Certificada como “Fazenda Ouro”, a Fazenda São Pedro alia melhoramento genético, irrigação, sustentabilidade e planejamento para ampliar a produtividade e consolidar um modelo de pecuária leiteira eficiente no Norte de Minas

A rotina de duas ordenhas diárias garante uma produção média de 700 litros de leite na Fazenda São Pedro, referência em inovação na pecuária leiteira de Bocaiuva.

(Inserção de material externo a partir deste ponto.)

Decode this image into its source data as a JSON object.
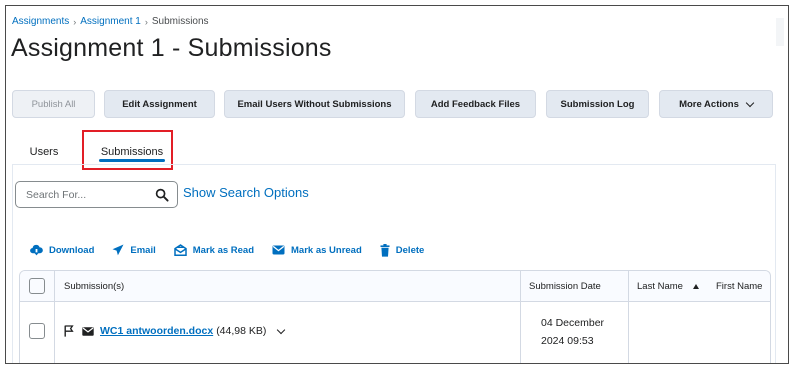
{
  "breadcrumb": {
    "items": [
      "Assignments",
      "Assignment 1",
      "Submissions"
    ],
    "separator": "›"
  },
  "page_title": "Assignment 1 - Submissions",
  "toolbar": {
    "publish_all": "Publish All",
    "edit_assignment": "Edit Assignment",
    "email_users": "Email Users Without Submissions",
    "add_feedback": "Add Feedback Files",
    "submission_log": "Submission Log",
    "more_actions": "More Actions"
  },
  "tabs": {
    "users": "Users",
    "submissions": "Submissions",
    "active": "Submissions"
  },
  "search": {
    "placeholder": "Search For...",
    "show_options": "Show Search Options"
  },
  "actions": {
    "download": "Download",
    "email": "Email",
    "mark_read": "Mark as Read",
    "mark_unread": "Mark as Unread",
    "delete": "Delete"
  },
  "table": {
    "headers": {
      "submissions": "Submission(s)",
      "date": "Submission Date",
      "last_name": "Last Name",
      "first_name": "First Name"
    },
    "rows": [
      {
        "file": "WC1 antwoorden.docx",
        "size": "(44,98 KB)",
        "date_line1": "04 December",
        "date_line2": "2024 09:53",
        "last_name": "",
        "first_name": ""
      }
    ]
  },
  "colors": {
    "link": "#006fbf",
    "button_bg": "#e3e9f1",
    "highlight": "#e21e26"
  },
  "icons": [
    "search-icon",
    "download-icon",
    "send-icon",
    "mark-read-icon",
    "mail-icon",
    "trash-icon",
    "flag-icon",
    "chevron-down-icon",
    "sort-ascending-icon"
  ]
}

O produtor Dilson Geraldo da Silva e a gerente do Sicoob Credinor em Bocaiuva, Karine Kraysller, celebram uma parceria de mais de duas décadas voltada ao fortalecimento da atividade leiteira.
O teste realizado antes da ordenha integra o protocolo de manejo adotado pela propriedade para assegurar a qualidade do leite e atender aos padrões da certificação Fazenda Ouro. CRÉDITO: Dihemeson Faria

Antes mesmo do nascer do sol, a rotina já está em pleno andamento na Fazenda São Pedro, localizada na zona rural de Bocaiuva, no Norte de Minas. É nesse cenário que o produtor rural Dilson Geraldo da Silva, de 53 anos, mantém viva uma tradição familiar que atravessa gerações e que, ao longo das últimas décadas, passou por uma verdadeira revolução tecnológica.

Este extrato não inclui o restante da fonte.